Nei giorni di Copenaghen, dove si incontrano i presunti grandi (molti assenti o solo in passeralla per qualche minuto), il mondo naufraga e si “scioglie” davanti al fallimento della governance globale ed all’incapacità della sinistra europea di offrire delle alterntive credibili (quella italiana non è pervenuta…). Sull’altro fronte, paesi del sud del mondo considerati sino a poco tempo fa alla stregua di una carnevalesca e passeggera ribellione folclorica, guidano il campo delle proposte e delle alternative soprattutto in campo ambientale. A partire, non a caso, dal governo boliviano che ha provato a spingere la migliore proposta possibile, nata e sviluppatasi all’interno dei movimenti sociali e per la giustizia climatica. Istituzioni di tribunali sulla giustizia climatica, riconoscimento del debito ecologico, drastica riduzioni della CO2 e creazione di un fondo per i paesi del sud vittime di crimini ambientali o degli effetti dei cambiamenti climatici, alcune delle proposte portate da Morales al vertice in corso sul clima. Proposte concrete che partono proprio dal cuore della società civile globale, che rappresenta l’unica vera speranza rimasta per costruire una nuova democrazia della Terra. Anche per questo la vittoria di Morales è una vittoria di tutti quei popoli, quelle comuntà, quei soggetti che non si arrendono alla “fine della storia” e che si impegnano giornalmente per estendere il campo dei diritti e della partecipazione.
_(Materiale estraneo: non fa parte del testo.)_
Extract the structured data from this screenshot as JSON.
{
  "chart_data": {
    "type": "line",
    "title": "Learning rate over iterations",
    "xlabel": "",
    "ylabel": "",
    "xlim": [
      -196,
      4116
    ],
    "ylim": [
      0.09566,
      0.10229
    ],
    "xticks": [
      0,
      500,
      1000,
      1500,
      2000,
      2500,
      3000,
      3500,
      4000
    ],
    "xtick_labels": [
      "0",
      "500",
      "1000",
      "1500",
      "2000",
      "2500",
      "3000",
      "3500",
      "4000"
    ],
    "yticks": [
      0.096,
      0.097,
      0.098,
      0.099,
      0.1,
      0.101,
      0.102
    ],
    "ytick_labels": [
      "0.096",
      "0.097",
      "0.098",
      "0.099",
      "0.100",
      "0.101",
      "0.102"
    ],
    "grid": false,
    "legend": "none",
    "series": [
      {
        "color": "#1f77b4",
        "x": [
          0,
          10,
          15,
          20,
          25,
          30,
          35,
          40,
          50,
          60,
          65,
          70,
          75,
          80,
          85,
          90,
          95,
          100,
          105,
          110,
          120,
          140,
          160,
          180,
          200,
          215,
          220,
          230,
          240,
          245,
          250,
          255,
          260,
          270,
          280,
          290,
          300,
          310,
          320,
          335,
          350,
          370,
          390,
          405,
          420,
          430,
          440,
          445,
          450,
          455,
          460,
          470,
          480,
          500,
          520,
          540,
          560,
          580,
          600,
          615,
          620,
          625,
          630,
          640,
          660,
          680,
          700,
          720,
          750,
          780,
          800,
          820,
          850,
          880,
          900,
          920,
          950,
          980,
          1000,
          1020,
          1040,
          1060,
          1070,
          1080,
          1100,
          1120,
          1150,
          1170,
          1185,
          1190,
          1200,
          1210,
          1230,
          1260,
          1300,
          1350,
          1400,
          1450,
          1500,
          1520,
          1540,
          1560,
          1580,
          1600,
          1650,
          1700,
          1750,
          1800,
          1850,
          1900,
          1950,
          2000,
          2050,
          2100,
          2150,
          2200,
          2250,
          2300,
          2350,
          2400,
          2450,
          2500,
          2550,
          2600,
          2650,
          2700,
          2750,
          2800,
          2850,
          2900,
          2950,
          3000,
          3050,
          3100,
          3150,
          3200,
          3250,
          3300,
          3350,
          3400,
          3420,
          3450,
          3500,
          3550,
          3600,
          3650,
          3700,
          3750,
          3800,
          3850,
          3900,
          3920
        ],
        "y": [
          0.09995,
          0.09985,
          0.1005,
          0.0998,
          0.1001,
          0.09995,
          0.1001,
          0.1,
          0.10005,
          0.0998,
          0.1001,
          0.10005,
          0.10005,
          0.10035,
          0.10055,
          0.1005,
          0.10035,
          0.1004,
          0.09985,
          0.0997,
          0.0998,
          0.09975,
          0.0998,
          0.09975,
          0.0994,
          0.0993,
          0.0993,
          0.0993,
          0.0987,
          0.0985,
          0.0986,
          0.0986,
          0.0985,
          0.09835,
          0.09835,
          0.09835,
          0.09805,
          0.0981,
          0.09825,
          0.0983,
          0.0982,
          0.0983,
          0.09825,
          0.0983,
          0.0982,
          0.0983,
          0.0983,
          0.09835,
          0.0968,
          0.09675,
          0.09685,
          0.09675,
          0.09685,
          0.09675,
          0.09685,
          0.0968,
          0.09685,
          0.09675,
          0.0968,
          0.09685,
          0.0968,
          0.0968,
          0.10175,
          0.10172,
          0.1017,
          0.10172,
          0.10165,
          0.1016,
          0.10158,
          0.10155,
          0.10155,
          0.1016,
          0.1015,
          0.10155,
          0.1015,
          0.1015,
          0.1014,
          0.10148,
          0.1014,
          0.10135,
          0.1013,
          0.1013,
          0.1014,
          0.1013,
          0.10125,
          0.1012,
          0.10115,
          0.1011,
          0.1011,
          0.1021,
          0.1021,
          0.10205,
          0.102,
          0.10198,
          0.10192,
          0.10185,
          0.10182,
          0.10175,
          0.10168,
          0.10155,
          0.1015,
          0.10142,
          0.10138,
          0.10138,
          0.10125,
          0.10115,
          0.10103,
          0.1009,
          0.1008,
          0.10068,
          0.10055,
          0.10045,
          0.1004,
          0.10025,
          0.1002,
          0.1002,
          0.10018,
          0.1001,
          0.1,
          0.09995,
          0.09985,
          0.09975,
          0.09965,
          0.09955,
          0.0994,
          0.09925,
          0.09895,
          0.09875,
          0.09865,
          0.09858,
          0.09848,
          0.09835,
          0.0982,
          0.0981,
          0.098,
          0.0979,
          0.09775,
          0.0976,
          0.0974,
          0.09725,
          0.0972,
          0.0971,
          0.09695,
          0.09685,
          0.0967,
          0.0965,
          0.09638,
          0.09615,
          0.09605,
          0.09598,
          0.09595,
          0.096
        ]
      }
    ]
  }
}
La vittoria a valanga del MAS boliviano è la naturale conseguenza per una forza politica capace di sintonizzarsi e rispondere alle esigenze, ai bisogni ed alle aspirazioni dei propri cittadini. Nienti di cui stupirsi per gli osservatori che hanno seguito il processo di cambio iniziato dai movimenti sociali ed indigeni boliviani. Stupisce che alcuni se ne accorgano solo adesso. Nessuno stupore invece per le autorità tradizionali indigene del continente chiamato Abya Yala prima che fosse invaso dai conquistadores. Loro l’avevano già previsto quanto sta avvenendo in Bolivia come in molti altri luoghi dell’America Latina.
Il grande Tupac Katari, che organizzò la resistenza indigena per combattere gli invasori nel 1781, del resto l’aveva detto prima di essere barbaramente tammazzato: “volverè y sarè millones”, ritornerò e saremo milioni. E’ stato di parola.